Similarly, he says that Expa helped the Convoy digital freight network (now valued at billions of dollars) in its early days, even buying a business for Convoy founder Dan Lewis and naming it Convoy. domain in the form of a loan. (Camp says that when Lewis lifted Convoy’s first round, he reimbursed Camp. Camp explains that more generally, Expa helps with “branding, product design, early strategy, hiring, product market fit, how to increase your first round – just navigate those first two years.”)
Of course, as impressive as Expa may seem, there is still plenty of competition as more funds appear and heavyweights like Tiger move closer and closer to the start-up phase.
Asked about this, Camp suggests that nothing is as valuable as investors who have founded companies. He argues that Expa’s particular advantage is that its partners were very recently founding and, in some cases, currently running businesses.
Partner Vítor Lourenço previously helped start the Envoy work platform; Milun Tesovic, his partner, founded Cmd, the security startup that Elastic later acquired. Camp is himself CEO of several still stealth companies.

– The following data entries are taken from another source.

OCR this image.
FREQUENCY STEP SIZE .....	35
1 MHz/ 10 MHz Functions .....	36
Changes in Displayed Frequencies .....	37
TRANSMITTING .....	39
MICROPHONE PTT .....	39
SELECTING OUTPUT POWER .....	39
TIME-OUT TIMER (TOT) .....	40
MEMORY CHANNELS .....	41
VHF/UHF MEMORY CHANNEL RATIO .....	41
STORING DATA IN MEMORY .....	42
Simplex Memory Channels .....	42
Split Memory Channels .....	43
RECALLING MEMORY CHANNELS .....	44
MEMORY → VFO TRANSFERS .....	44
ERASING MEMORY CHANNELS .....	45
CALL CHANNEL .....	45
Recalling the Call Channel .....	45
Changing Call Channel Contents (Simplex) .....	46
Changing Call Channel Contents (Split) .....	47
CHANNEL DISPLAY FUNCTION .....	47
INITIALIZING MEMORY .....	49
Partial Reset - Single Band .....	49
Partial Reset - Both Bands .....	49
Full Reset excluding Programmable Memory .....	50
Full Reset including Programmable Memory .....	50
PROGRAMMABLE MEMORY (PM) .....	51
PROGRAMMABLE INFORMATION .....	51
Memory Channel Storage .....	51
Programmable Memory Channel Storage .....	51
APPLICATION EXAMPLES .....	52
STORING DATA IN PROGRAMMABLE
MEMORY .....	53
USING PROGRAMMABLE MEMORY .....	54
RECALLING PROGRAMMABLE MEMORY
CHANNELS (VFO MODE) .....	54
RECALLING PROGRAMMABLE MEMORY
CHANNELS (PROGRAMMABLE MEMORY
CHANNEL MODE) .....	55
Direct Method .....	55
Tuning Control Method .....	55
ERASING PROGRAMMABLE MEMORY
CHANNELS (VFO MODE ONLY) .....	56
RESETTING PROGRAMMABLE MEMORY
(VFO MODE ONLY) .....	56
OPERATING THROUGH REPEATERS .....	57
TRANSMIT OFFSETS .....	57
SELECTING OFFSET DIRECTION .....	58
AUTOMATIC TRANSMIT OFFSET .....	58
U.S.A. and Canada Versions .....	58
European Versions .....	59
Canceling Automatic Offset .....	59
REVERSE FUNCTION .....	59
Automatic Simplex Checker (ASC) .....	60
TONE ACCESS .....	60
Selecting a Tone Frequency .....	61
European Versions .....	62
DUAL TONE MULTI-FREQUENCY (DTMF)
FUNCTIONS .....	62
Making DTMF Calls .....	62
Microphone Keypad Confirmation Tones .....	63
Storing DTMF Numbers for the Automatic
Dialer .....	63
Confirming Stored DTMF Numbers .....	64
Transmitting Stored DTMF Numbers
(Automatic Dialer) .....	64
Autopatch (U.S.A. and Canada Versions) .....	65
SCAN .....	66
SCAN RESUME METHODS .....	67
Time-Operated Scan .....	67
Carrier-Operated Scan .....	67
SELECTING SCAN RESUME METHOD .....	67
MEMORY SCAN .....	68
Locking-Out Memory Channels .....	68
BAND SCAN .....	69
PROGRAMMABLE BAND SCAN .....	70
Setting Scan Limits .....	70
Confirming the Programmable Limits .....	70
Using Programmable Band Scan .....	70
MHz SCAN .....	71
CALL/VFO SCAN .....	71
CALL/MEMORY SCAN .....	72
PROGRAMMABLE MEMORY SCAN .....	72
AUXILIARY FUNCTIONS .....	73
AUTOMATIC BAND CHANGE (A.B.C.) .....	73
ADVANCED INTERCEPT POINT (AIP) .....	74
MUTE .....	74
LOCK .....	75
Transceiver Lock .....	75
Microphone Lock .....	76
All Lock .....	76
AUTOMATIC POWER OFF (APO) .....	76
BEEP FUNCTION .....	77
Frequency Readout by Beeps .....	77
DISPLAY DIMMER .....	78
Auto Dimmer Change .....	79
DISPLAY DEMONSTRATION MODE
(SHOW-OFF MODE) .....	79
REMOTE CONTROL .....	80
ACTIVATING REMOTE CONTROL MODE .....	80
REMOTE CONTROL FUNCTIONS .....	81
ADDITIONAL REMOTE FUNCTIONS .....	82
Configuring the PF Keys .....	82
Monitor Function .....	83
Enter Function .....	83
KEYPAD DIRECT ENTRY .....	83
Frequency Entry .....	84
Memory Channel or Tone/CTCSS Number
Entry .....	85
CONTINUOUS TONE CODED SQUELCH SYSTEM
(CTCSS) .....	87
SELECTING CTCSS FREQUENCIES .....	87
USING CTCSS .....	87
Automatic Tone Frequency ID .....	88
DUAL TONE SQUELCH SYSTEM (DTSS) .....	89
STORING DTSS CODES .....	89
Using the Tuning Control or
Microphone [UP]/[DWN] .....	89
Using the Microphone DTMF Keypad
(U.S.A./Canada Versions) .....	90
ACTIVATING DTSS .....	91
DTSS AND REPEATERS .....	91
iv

Furthermore, there are only a limited number of companies whose founders can claim credit for helping launch a company as transformative as Uber – a company that is so prominent in popular culture that entire books have been written about him — not to mention this new Showtime anthology series centered on his famously dramatic rise.
When asked if Camp was still in contact with Travis Kalanick, who helped him co-found Uber and was its high-profile CEO until his ousting in 2017 – Camp sent the memo that said to the employees that he was out – he says it was “a while.” He notes that Kalanick is “doing pretty well” with his new company, CloudKitchens. (When asked if he is an investor in the company, which is currently valued at $15 billion, Camp replies that he is not.)

Uber founding CEO Travis Kalanick. Picture credits: Getty Images / Elijah Nouvelage
As to whether he’s read those books or watches the show, Camp — who served on Uber’s board until 2020 but was never actively involved in its management — says he has met with longtime business reporters Brad Stone and Adam Lashinsky about their respective books involving Uber and that he participated in them but did not read them. He adds that “there are one or two other [books] that I do not have [read or participated in].” (New York Times reporter Mike Isaac is the author of the book “Super Pumped” on which the Showtime series is based.)
Regarding the TV show, he says he watched the first episode, calling it “so inaccurate. The timing is off. They put so much emphasis on certain things,” including the swanky office where Uber is headquartered on the show. Camp acknowledges that Uber’s actual headquarters in San Francisco — a few blocks from where the Golden State Warriors play — is pretty slick, but he notes that the company’s early days were far less glamorous.
“I was thinking [the show] could be a bit closer to ‘The Social Network’ where it was a bit more specific,” says Camp, who thinks he’ll “probably” watch the show more. Maybe when he finds more time. (He still hasn’t seen HBO’s “Silicon Valley,” he says.)
Right now, he’s still busy building his empire. Indeed, when I tell Camp that his trajectory since our first meeting sometimes amazes me, he laughs. “I didn’t expect that either.”